My oldest child is currently going through the "terrible twos". Within an alarmingly short space of time she has morphed from an engaging, affectionate little girl into a screaming, stubborn brat. It's as if she's got a TripAdvisor list of the 10 best locations in which to antagonise her parents, and top of that list are supermarkets, cafes, play centres and doctors' waiting rooms.
Even my tried and tested method of prefacing every instruction with the promise of Jaffa Cakes is proving less than foolproof. We're late for everything because she refuses to leave the house without putting her coat and shoes on herself; she's developed a habit of going rigid when I try to put her into a car seat; in the past week alone, I've forcibly removed her from at least four public places, alternately telling her off and promising her everything from sweets to a kitten if she'll just get in the car.
"It's as if she's deliberately thinking of new ways to annoy us," my exhausted husband said.
"Why would she do that?" I replied, trying to look puzzled. Mr Brighouse is one of those rare people who went straight from being a calm, good-natured child to being a calm, good-natured adult, whereas I devoted large sections of my childhood to tormenting adults. I think karma might finally have caught up with me.
"I'm hoping it's just a phase," I told a friend. "After all, this is normal at her age, isn't it?"
"Yes," she replied. "Then you get the terrible threes, then all the school problems, and then you have rebellious hormonal teenagers who live on the internet and only come out of their rooms to grunt at you."
I gulped. Is this the new pattern of my life? Am I destined to spend my days battling children in the classroom and my evenings battling with my own kids? Do I have to spend the rest of my existence modelling good behaviour, a stoical beacon of calm, goodness and virtue against which rebelling children can crash and learn?

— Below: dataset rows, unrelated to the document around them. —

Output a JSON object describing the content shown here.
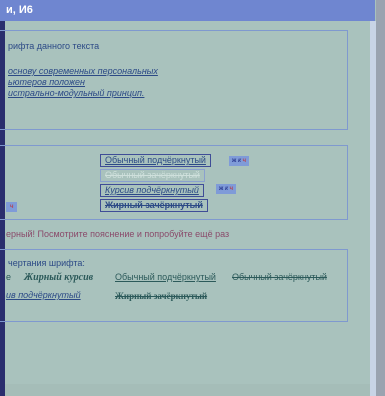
{
  "window": {
    "title": "и, И6"
  },
  "section1": {
    "heading": "рифта данного текста",
    "lines": [
      "основу современных персональных",
      "ьютеров положен",
      "истрально-модульный принцип."
    ]
  },
  "section2": {
    "options": [
      "Обычный подчёркнутый",
      "Обычный зачёркнутый",
      "Курсив подчёркнутый",
      "Жирный зачёркнутый"
    ],
    "chip1": {
      "a": "ж",
      "b": "к",
      "c": "ч"
    },
    "chip2": {
      "a": "ж",
      "b": "к",
      "c": "ч"
    },
    "chip_left": "ч"
  },
  "message": "ерный! Посмотрите пояснение и попробуйте ещё раз",
  "section3": {
    "heading": "чертания шрифта:",
    "row1": [
      "е",
      "Жирный курсив",
      "Обычный подчёркнутый",
      "Обычный зачёркнутый"
    ],
    "row2": [
      "ив подчёркнутый",
      "Жирный зачёркнутый"
    ]
  }
}
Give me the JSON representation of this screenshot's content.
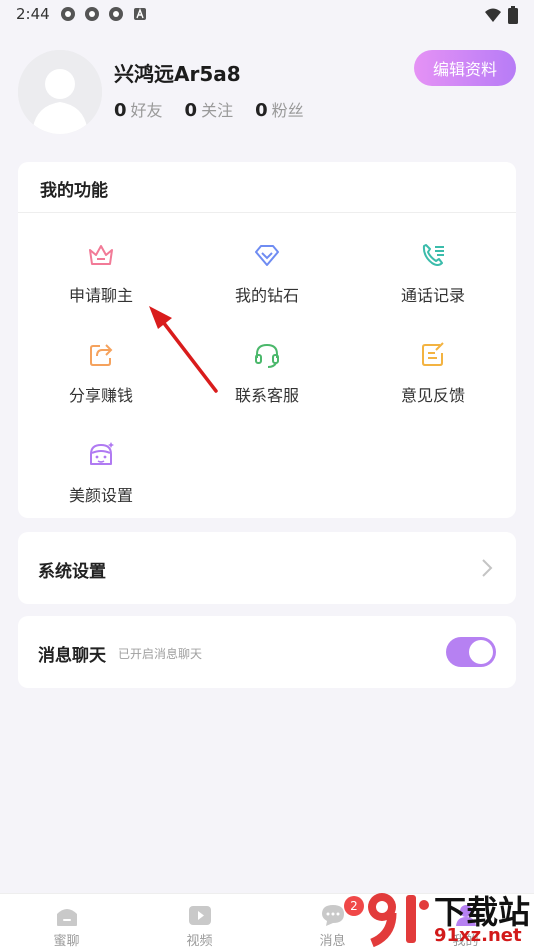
{
  "status_bar": {
    "time": "2:44"
  },
  "profile": {
    "username": "兴鸿远Ar5a8",
    "edit_button": "编辑资料",
    "stats": [
      {
        "count": "0",
        "label": "好友"
      },
      {
        "count": "0",
        "label": "关注"
      },
      {
        "count": "0",
        "label": "粉丝"
      }
    ]
  },
  "functions": {
    "title": "我的功能",
    "items": [
      {
        "label": "申请聊主",
        "icon": "crown-icon",
        "color": "#f27a97"
      },
      {
        "label": "我的钻石",
        "icon": "diamond-icon",
        "color": "#6f8cf2"
      },
      {
        "label": "通话记录",
        "icon": "phone-log-icon",
        "color": "#3bbcab"
      },
      {
        "label": "分享赚钱",
        "icon": "share-icon",
        "color": "#f5a25d"
      },
      {
        "label": "联系客服",
        "icon": "headset-icon",
        "color": "#4bb86b"
      },
      {
        "label": "意见反馈",
        "icon": "feedback-icon",
        "color": "#f3b341"
      },
      {
        "label": "美颜设置",
        "icon": "beauty-face-icon",
        "color": "#b07af2"
      }
    ]
  },
  "settings": {
    "label": "系统设置"
  },
  "message_chat": {
    "label": "消息聊天",
    "sub": "已开启消息聊天",
    "enabled": true
  },
  "bottom_nav": {
    "items": [
      {
        "label": "蜜聊",
        "icon": "home-icon"
      },
      {
        "label": "视频",
        "icon": "video-icon"
      },
      {
        "label": "消息",
        "icon": "chat-icon",
        "badge": "2"
      },
      {
        "label": "我的",
        "icon": "profile-icon"
      }
    ]
  },
  "watermark": {
    "big": "下载站",
    "small": "91xz.net"
  },
  "colors": {
    "accent": "#b681f2",
    "badge": "#f04848"
  }
}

Being a role model is exhausting. No wonder you hear tales of teachers losing it from time to time. It doesn't help that it's clearly OK to throw off the role model status the minute you are promoted out of the classroom. Those who wield power over teachers are free to lose their temper at will and speak to staff in a way that would never be tolerated if we tried it on students.
Maybe my toddler's got the right idea. She may have the self-control and moral compass of an Italian politician but at least her reactions are honest. Next time a suit with a clipboard asks me to show hard evidence that 31 children made substantial progress during the 20 minutes of my lesson that he deigned to watch, I might respond by throwing his clipboard on the floor and stamping on it before retreating under my desk for a lengthy scream. And, for the record, I wouldn't be enticed out by anything less than a grovelling apology and a whole packet of Jaffa Cakes.